O levantamento da NTU revela também que esse impacto financeiro trouxe consequências graves para as empresas operadoras, clientes do transporte coletivo e para a economia do país. Nesses dois anos de pandemia, foram registrados 49 casos de interrupção dos serviços, por parte de 44 empresas e 5 consórcios que suspenderam suas atividades ou deixaram de operar, além de 16 casos de pedido de recuperação judicial, envolvendo 13 empresas e 3 consórcios. Houve ainda 379 paralisações temporárias, por greves ou protestos, motivadas, na maioria dos casos, por atrasos no pagamento de salários e benefícios, decorrentes das dificuldades de caixa das empresas, que afetaram 107 sistemas de transporte público de todo o país. O estrangulamento financeiro do setor gerou também uma redução de 92.581 postos de trabalho, queda de 22,7% no nível de emprego direto existente no setor em dezembro de 2019, conforme dados do Cadastro Geral de Empregados e Desempregados (CAGED), divulgados pela Confederação Nacional do Transporte (CNT).

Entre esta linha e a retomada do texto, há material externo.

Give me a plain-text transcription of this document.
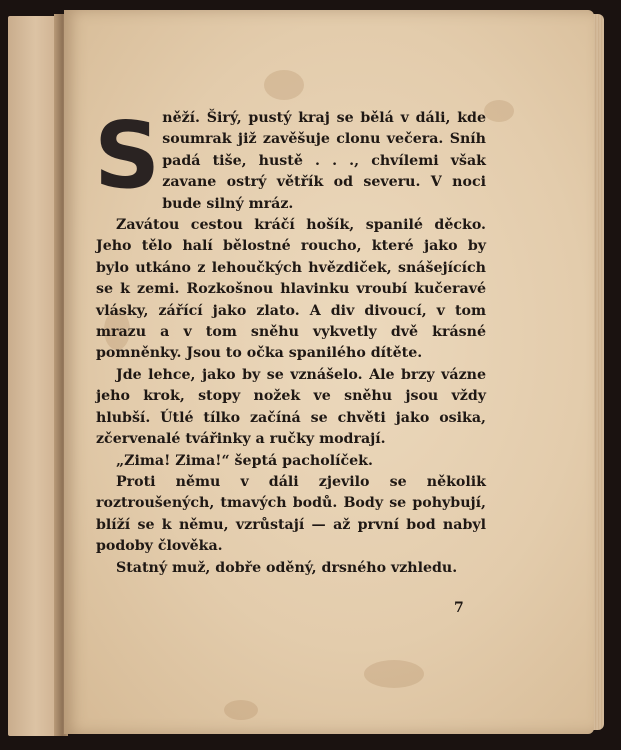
Sněží. Širý, pustý kraj se bělá v dáli, kde soumrak již zavěšuje clonu večera. Sníh padá tiše, hustě . . ., chvílemi však zavane ostrý větřík od severu. V noci bude silný mráz.

Zavátou cestou kráčí hošík, spanilé děcko. Jeho tělo halí bělostné roucho, které jako by bylo utkáno z lehoučkých hvězdiček, snášejících se k zemi. Rozkošnou hlavinku vroubí kučeravé vlásky, zářící jako zlato. A div divoucí, v tom mrazu a v tom sněhu vykvetly dvě krásné pomněnky. Jsou to očka spanilého dítěte.

Jde lehce, jako by se vznášelo. Ale brzy vázne jeho krok, stopy nožek ve sněhu jsou vždy hlubší. Útlé tílko začíná se chvěti jako osika, zčervenalé tvářinky a ručky modrají.

„Zima! Zima!“ šeptá pacholíček.

Proti němu v dáli zjevilo se několik roztroušených, tmavých bodů. Body se pohybují, blíží se k němu, vzrůstají — až první bod nabyl podoby člověka.

Statný muž, dobře oděný, drsného vzhledu.

7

O impacto da pandemia pode ser medido pela redução do número de empresas ativas associadas à NTU, que caiu de 463 associadas, em fevereiro de 2020, para 406, atualmente, um encolhimento de 12,4%. “Se aplicarmos esse percentual ao conjunto de empresas de ônibus existentes em todo o Brasil, calculado em torno de 1.800 operadoras, a maioria de pequeno e médio porte, podemos estimar que pelo menos 223 empresas podem ter sido obrigadas a encerrar suas atividades nos últimos dois anos”, afirma Francisco Christovam, presidente da NTU.